“Giving a Voice to Women”

In conversation with the MúzeumCafé prize-winner Krisztina Kelbert

Despite her young age, Krisztina Kelbert, the winner of this year’s MúzeumCafé prize, has demonstrated an extraordinarily productive career as a museologist: she is a successful author, the curator of highly popular exhibitions, and a recognised conference organiser and speaker. The starting point and basis of her research and other work are formed by the history material of the Savaria Museum in Szombathely, which she oversees and nurtures as a historian-museologist and head of department. By the end of 2016, she had systemised the results of her research on the life and history of Szombathely’s Jewry in a book of over 650 pages, titled Eye to Eye. Pictures from the History of Szombathely’s Jewry, which received the first prize in the ʺBibliophile and Specialist Publication” category of the Beautiful Hungarian Book 2016 Competition in June 2017. Her bilingual, English and Hungarian, volume is not only a spectacular publication of the photographs of the Knebel Collection preserved in the museum and an expanded catalogue of two exhibitions but also a work on social-, mentality-, gender- and local history exploring the life of the Hungarian Jewry from Dualism onwards through the inhabitants, families and communities of Szombathely. Uniquely, photographs were used as the primary source material for both the volume and the exhibition that preceded it.

Krisztina Kelbert has worked for the Savaria Museum in Szombathely since she finished college. She took her school leaving exams and acquired her first degree in Szombathely: she graduated in Hungarian and history with an archaeological technician specialisation from Dániel Berzsenyi Teacher Training College in 2003. She first worked at the museum’s Department of Archaeology, where she remained right until 2008. She acquired her MA in history at the University of Pécs in the same year, and in 2009 she transferred to the museum’s Ethnography and History Archive. Since October 2013 she has been the director of the institution’s renewed Department of History. She began her PhD studies at Loránd Eötvös University in Budapest, where she will soon complete her dissertation titled The Forms of Women’s Activities, Possible Roles for Women, and the Socio-historical Background of Women’s Associations in Szombathely, a Microregion in Western Transdanubia, from 1870 to 1947.
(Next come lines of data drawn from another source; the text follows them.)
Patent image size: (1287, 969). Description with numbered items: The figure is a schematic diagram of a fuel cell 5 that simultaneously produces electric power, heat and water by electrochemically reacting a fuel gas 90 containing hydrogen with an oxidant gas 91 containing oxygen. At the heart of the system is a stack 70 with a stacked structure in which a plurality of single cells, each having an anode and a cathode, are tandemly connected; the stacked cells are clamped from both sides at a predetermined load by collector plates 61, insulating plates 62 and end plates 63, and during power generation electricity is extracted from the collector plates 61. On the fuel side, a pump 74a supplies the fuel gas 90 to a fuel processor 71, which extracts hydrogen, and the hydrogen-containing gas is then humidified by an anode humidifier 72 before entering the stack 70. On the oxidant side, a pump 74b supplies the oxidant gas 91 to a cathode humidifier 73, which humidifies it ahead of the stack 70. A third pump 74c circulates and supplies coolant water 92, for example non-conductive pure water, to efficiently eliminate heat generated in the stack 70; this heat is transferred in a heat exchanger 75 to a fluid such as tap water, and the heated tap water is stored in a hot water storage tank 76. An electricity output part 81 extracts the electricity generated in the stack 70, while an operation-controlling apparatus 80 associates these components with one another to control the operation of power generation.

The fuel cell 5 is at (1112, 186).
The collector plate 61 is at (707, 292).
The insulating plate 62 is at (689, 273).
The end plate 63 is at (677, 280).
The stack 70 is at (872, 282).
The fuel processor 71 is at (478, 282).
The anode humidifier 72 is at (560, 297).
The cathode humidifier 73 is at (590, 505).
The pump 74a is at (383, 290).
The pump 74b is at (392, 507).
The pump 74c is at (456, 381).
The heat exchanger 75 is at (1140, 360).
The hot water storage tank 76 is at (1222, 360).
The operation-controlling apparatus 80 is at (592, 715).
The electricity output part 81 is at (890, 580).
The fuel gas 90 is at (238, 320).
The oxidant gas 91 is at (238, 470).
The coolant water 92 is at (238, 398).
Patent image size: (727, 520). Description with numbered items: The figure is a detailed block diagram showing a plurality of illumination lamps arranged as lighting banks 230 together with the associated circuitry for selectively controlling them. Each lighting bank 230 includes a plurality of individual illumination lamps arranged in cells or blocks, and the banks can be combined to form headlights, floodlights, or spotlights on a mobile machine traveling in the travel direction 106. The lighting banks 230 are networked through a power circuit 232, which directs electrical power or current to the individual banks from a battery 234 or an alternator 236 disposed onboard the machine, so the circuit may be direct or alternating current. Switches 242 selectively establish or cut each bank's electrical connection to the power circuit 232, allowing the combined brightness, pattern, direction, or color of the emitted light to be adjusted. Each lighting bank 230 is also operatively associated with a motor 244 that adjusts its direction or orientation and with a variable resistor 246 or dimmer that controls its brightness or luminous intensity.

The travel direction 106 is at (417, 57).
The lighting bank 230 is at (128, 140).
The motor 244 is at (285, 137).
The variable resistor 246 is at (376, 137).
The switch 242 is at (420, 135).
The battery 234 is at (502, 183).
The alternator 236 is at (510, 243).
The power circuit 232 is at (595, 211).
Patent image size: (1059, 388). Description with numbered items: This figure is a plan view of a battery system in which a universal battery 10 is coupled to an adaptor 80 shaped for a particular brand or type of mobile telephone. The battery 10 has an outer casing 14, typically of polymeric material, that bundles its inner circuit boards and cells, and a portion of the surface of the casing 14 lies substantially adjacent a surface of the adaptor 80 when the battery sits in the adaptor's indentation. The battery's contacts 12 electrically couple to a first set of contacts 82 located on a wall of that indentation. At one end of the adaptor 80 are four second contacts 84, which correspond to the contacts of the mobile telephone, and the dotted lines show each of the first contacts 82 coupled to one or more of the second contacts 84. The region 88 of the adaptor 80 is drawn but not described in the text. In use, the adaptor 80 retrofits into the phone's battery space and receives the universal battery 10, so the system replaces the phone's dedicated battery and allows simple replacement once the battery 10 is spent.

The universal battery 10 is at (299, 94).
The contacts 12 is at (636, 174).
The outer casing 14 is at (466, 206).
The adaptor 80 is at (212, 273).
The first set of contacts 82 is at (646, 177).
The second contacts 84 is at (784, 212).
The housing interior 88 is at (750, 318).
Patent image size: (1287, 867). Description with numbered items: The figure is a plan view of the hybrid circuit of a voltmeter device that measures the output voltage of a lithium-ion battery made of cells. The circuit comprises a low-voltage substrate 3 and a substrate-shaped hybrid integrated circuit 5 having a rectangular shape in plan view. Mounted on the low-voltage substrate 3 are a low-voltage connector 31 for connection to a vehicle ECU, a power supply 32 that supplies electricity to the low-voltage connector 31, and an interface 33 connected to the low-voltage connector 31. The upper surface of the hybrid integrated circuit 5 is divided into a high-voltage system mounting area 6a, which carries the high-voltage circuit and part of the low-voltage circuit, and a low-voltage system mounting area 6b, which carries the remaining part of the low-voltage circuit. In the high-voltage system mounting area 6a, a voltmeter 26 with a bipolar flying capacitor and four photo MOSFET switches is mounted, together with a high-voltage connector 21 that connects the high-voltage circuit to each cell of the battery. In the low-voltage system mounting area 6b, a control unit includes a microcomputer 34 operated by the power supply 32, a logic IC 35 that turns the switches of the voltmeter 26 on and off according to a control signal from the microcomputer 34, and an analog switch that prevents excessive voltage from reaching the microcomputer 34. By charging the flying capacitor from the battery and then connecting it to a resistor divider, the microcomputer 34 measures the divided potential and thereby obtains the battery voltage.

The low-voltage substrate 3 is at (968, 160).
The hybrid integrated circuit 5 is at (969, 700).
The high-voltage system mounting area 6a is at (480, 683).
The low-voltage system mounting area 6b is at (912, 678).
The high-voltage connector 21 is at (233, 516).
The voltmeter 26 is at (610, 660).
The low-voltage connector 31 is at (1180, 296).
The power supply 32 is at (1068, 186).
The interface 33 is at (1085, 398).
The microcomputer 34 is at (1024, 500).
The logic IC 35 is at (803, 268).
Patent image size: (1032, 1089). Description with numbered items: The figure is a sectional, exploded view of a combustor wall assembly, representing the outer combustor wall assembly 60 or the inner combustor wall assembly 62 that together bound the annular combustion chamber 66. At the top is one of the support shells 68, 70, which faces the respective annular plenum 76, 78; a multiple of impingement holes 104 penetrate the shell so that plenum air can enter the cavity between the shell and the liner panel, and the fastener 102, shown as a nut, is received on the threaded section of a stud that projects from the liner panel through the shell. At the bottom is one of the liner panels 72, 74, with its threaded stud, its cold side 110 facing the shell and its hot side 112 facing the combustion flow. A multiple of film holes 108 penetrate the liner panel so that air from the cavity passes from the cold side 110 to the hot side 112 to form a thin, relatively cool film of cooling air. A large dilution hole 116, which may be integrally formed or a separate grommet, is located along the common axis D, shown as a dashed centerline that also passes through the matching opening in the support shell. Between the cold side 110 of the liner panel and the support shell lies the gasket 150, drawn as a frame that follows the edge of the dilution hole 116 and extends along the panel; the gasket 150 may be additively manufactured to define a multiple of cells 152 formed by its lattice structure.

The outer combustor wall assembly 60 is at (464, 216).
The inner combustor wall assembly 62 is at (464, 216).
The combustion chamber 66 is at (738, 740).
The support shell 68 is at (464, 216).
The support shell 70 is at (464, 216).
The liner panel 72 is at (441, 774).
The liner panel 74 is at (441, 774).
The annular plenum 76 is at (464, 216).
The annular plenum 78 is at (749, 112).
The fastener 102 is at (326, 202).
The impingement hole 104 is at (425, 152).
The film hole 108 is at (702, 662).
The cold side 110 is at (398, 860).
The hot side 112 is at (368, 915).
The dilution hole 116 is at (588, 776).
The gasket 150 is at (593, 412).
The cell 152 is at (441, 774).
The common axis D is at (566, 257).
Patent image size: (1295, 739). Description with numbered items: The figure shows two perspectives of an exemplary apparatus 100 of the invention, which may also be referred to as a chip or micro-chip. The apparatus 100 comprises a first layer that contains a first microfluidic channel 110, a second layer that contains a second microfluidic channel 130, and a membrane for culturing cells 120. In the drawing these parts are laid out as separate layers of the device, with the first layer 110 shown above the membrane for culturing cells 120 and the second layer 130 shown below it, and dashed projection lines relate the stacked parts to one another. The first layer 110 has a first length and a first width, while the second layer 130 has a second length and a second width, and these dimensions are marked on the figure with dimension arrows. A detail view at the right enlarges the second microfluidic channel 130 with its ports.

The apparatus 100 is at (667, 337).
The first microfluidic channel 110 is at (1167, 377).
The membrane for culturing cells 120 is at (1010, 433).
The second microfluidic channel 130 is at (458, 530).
The exhibition titled Eye to Eye and its album of over 600 pages present the story of women during the Holocaust, introducing a fresh perspective since the history of women’s suffering was previously either not documented with the appropriate detail, or it was treated in the same way as the suffering endured by men. Giving a voice to women, the volume and the exhibition highlight, among others, the survival strategies used by women in the concentration camps.

The photographic material not only helps us remember the victims as they would have wanted – photographed in their finest clothes – but also assumes especial significance since until now pictures and photographs were not ascribed the same importance among the sources of historical studies as written documents.

In 2017, Krisztina Kelbert organised a temporary exhibition Lightsense/Personal in the Savaria Museum’s ceremonial hall, which was a visual representation of the history of the town.